Au vu de cette étude, les experts mettent en garde. «Générer des antipathies est utile électoralement, mais cela nuit à la gouvernance», fait remarquer la politologue Berta Barbet au quotidien espagnol. En se focalisant sur l’attaque de l’adversaire, les politiques rendent plus difficile la conclusion d’accords avec les autres partis. Les électeurs pourraient se sentir trahis si jamais leurs dirigeants venaient à trouver un terrain d’entente avec ceux qu’ils diabolisent sans cesse d’habitude. Car aujourd’hui, le rival n’est plus seulement un rival, mais un individu dangereux.

Des conséquences significatives en Belgique et en France

L’étude de Lausanne prend en compte tous les pays d’Europe d’Ouest et du Nord (+ la Grèce), avec trois exceptions: la Belgique, la France et le Luxembourg. Mais d’autres recherches sont parvenues à la même conclusion chez nous. En Belgique, l’ULB, la VUB et la KUL ont elles aussi utilisé une échelle de confiance d’1 sur 10 envers les partis et les chefs politiques. En 2009, cette note était de 4,5. En 2019, elle était tombée à 4 en Flandre et même 3 en Wallonie. Même des institutions plus populaires, comme le Parlement fédéral, ont subi cette dévaluation. «Cela concerne tous les électeurs, mais en particulier les électeurs du Vlaams Belang et du PTB-PVDA qui, eux, ont un niveau de confiance moyen plus bas que les autres électeurs», explique à la RTBF Emilie Van Haute, politologue à l’ULB qui a participé à l’étude. Les chercheurs ne sont donc pas étonnés d’avoir vu les extrêmes obtenir de bons résultats lors des élections de 2019.

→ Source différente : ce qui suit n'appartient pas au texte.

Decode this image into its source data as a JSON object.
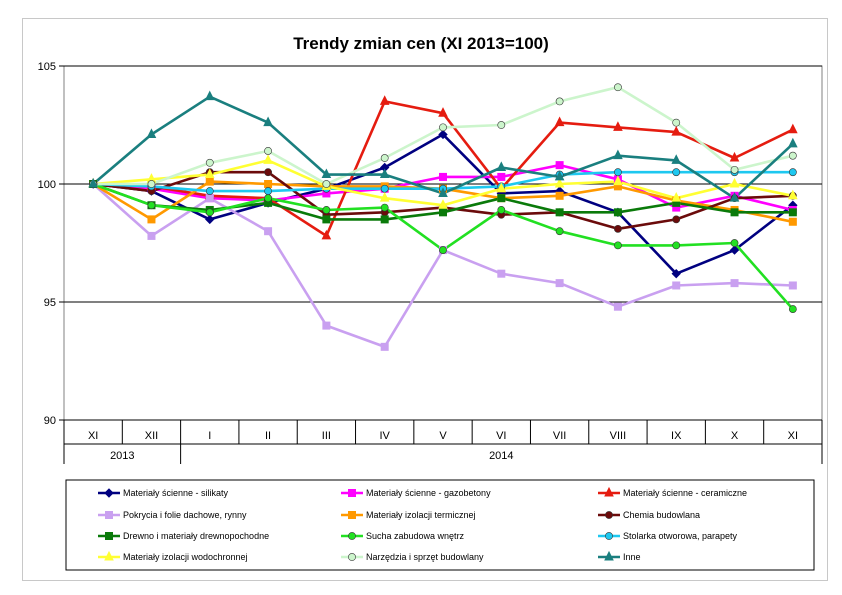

La France n’échappe pas à la règle et cela pourrait avoir prochainement des conséquences très concrètes. En 2022, les Français éliront leur nouveau président et selon la fondation Jean Jaurès, le risque de voir Marine Le Pen remporter la mise est certes «limité mais bien réel». Là aussi, les opinions négatives des électeurs envers leurs dirigeants jouent un rôle majeur. Emmanuel Macron « suscite un rejet important » et bénéficiera manifestement moins qu’en 2017 du soutien d’adversaires politiques qui seraient éliminés lors du premier tour des élections. En parallèle, Marine Le Pen ne cesse de mener sa stratégie de «dédiabolisation» du RN (ancien FN) et ce depuis des années. Elle a atténué son discours eurosceptique (il n’est plus question pour elle de sortir de l’euro) tout en évitant de trop se radicaliser sur le plan identitaire. Bilan: «le RN et sa candidate n’ont jamais fait moins peur aux français qu’en 2021».

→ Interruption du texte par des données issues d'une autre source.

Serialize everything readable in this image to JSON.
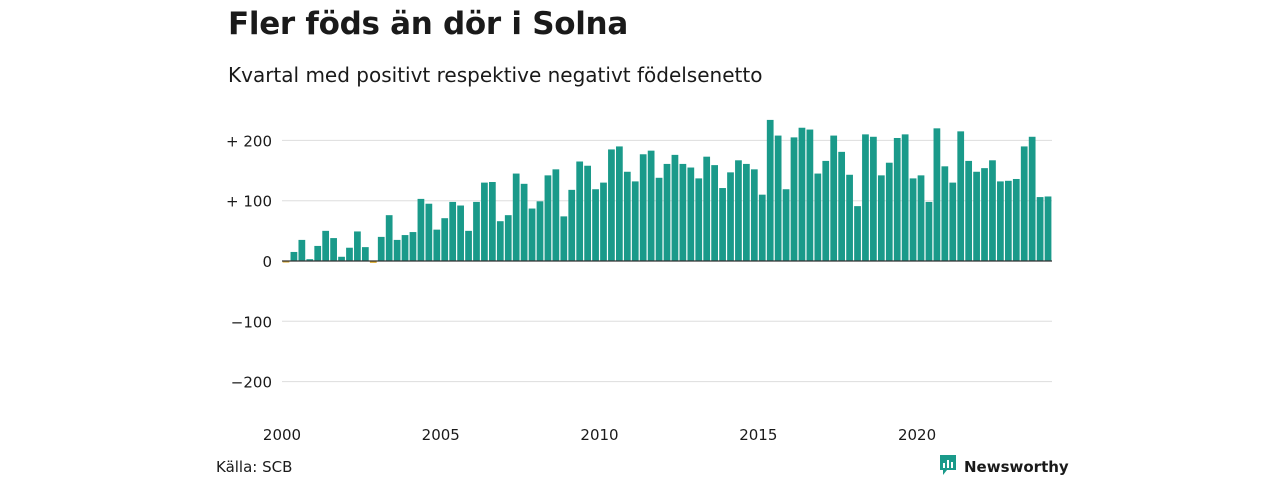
{
  "title": "Fler föds än dör i Solna",
  "subtitle": "Kvartal med positivt respektive negativt födelsenetto",
  "source": "Källa: SCB",
  "brand": {
    "name": "Newsworthy",
    "icon": "newsworthy-logo-icon"
  },
  "colors": {
    "positive": "#1a9a8a",
    "negative": "#d9a21b",
    "brand": "#1a9a8a",
    "grid": "#dddddd",
    "zero": "#333333"
  },
  "chart_data": {
    "type": "bar",
    "title": "Fler föds än dör i Solna",
    "subtitle": "Kvartal med positivt respektive negativt födelsenetto",
    "xlabel": "",
    "ylabel": "",
    "ylim": [
      -240,
      240
    ],
    "xlim": [
      2000,
      2024.25
    ],
    "grid": true,
    "legend": "none",
    "y_ticks": [
      {
        "value": 200,
        "label": "+ 200"
      },
      {
        "value": 100,
        "label": "+ 100"
      },
      {
        "value": 0,
        "label": "0"
      },
      {
        "value": -100,
        "label": "−100"
      },
      {
        "value": -200,
        "label": "−200"
      }
    ],
    "x_ticks": [
      {
        "value": 2000,
        "label": "2000"
      },
      {
        "value": 2005,
        "label": "2005"
      },
      {
        "value": 2010,
        "label": "2010"
      },
      {
        "value": 2015,
        "label": "2015"
      },
      {
        "value": 2020,
        "label": "2020"
      }
    ],
    "x_start": 2000,
    "x_step": 0.25,
    "categories": [
      "2000 K1",
      "2000 K2",
      "2000 K3",
      "2000 K4",
      "2001 K1",
      "2001 K2",
      "2001 K3",
      "2001 K4",
      "2002 K1",
      "2002 K2",
      "2002 K3",
      "2002 K4",
      "2003 K1",
      "2003 K2",
      "2003 K3",
      "2003 K4",
      "2004 K1",
      "2004 K2",
      "2004 K3",
      "2004 K4",
      "2005 K1",
      "2005 K2",
      "2005 K3",
      "2005 K4",
      "2006 K1",
      "2006 K2",
      "2006 K3",
      "2006 K4",
      "2007 K1",
      "2007 K2",
      "2007 K3",
      "2007 K4",
      "2008 K1",
      "2008 K2",
      "2008 K3",
      "2008 K4",
      "2009 K1",
      "2009 K2",
      "2009 K3",
      "2009 K4",
      "2010 K1",
      "2010 K2",
      "2010 K3",
      "2010 K4",
      "2011 K1",
      "2011 K2",
      "2011 K3",
      "2011 K4",
      "2012 K1",
      "2012 K2",
      "2012 K3",
      "2012 K4",
      "2013 K1",
      "2013 K2",
      "2013 K3",
      "2013 K4",
      "2014 K1",
      "2014 K2",
      "2014 K3",
      "2014 K4",
      "2015 K1",
      "2015 K2",
      "2015 K3",
      "2015 K4",
      "2016 K1",
      "2016 K2",
      "2016 K3",
      "2016 K4",
      "2017 K1",
      "2017 K2",
      "2017 K3",
      "2017 K4",
      "2018 K1",
      "2018 K2",
      "2018 K3",
      "2018 K4",
      "2019 K1",
      "2019 K2",
      "2019 K3",
      "2019 K4",
      "2020 K1",
      "2020 K2",
      "2020 K3",
      "2020 K4",
      "2021 K1",
      "2021 K2",
      "2021 K3",
      "2021 K4",
      "2022 K1",
      "2022 K2",
      "2022 K3",
      "2022 K4",
      "2023 K1",
      "2023 K2",
      "2023 K3",
      "2023 K4",
      "2024 K1"
    ],
    "values": [
      -2,
      15,
      35,
      3,
      25,
      50,
      38,
      7,
      22,
      49,
      23,
      -3,
      40,
      76,
      35,
      43,
      48,
      103,
      95,
      52,
      71,
      98,
      92,
      50,
      98,
      130,
      131,
      66,
      76,
      145,
      128,
      87,
      99,
      142,
      152,
      74,
      118,
      165,
      158,
      119,
      130,
      185,
      190,
      148,
      132,
      177,
      183,
      138,
      161,
      176,
      161,
      155,
      137,
      173,
      159,
      121,
      147,
      167,
      161,
      152,
      110,
      234,
      208,
      119,
      205,
      221,
      218,
      145,
      166,
      208,
      181,
      143,
      91,
      210,
      206,
      142,
      163,
      204,
      210,
      137,
      142,
      98,
      220,
      157,
      130,
      215,
      166,
      148,
      154,
      167,
      132,
      133,
      136,
      190,
      206,
      106,
      107
    ]
  }
}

Cela ne veut pas dire que les Français qui votent pour Marine Le Pen adoptent forcément son programme. Une étude menée en 2017 dans le Vaucluse (un département où le FN était fort) a d’ailleurs montré que les électeurs pro-Le Pen connaissent en réalité très peu son programme. Par contre, «la vraie force » de Marine Le Pen, c’est le niveau de «détestation» du président Emmanuel Macron, selon la fondation Jean Jaurès. Cette dernière estime probable une confrontation entre ces deux candidats au second tour vu leurs «socles extrêmement solides». Par contre, «la logique du vote par rejet pourrait se retourner contre le pouvoir» au second tour. «Le vote au second tour pour Marine Le Pen ne marquerait pas une adhésion à son programme mais un rejet du candidat sortant». De là à voir une France dirigée par l’extrême-droite? Réponse dans un an.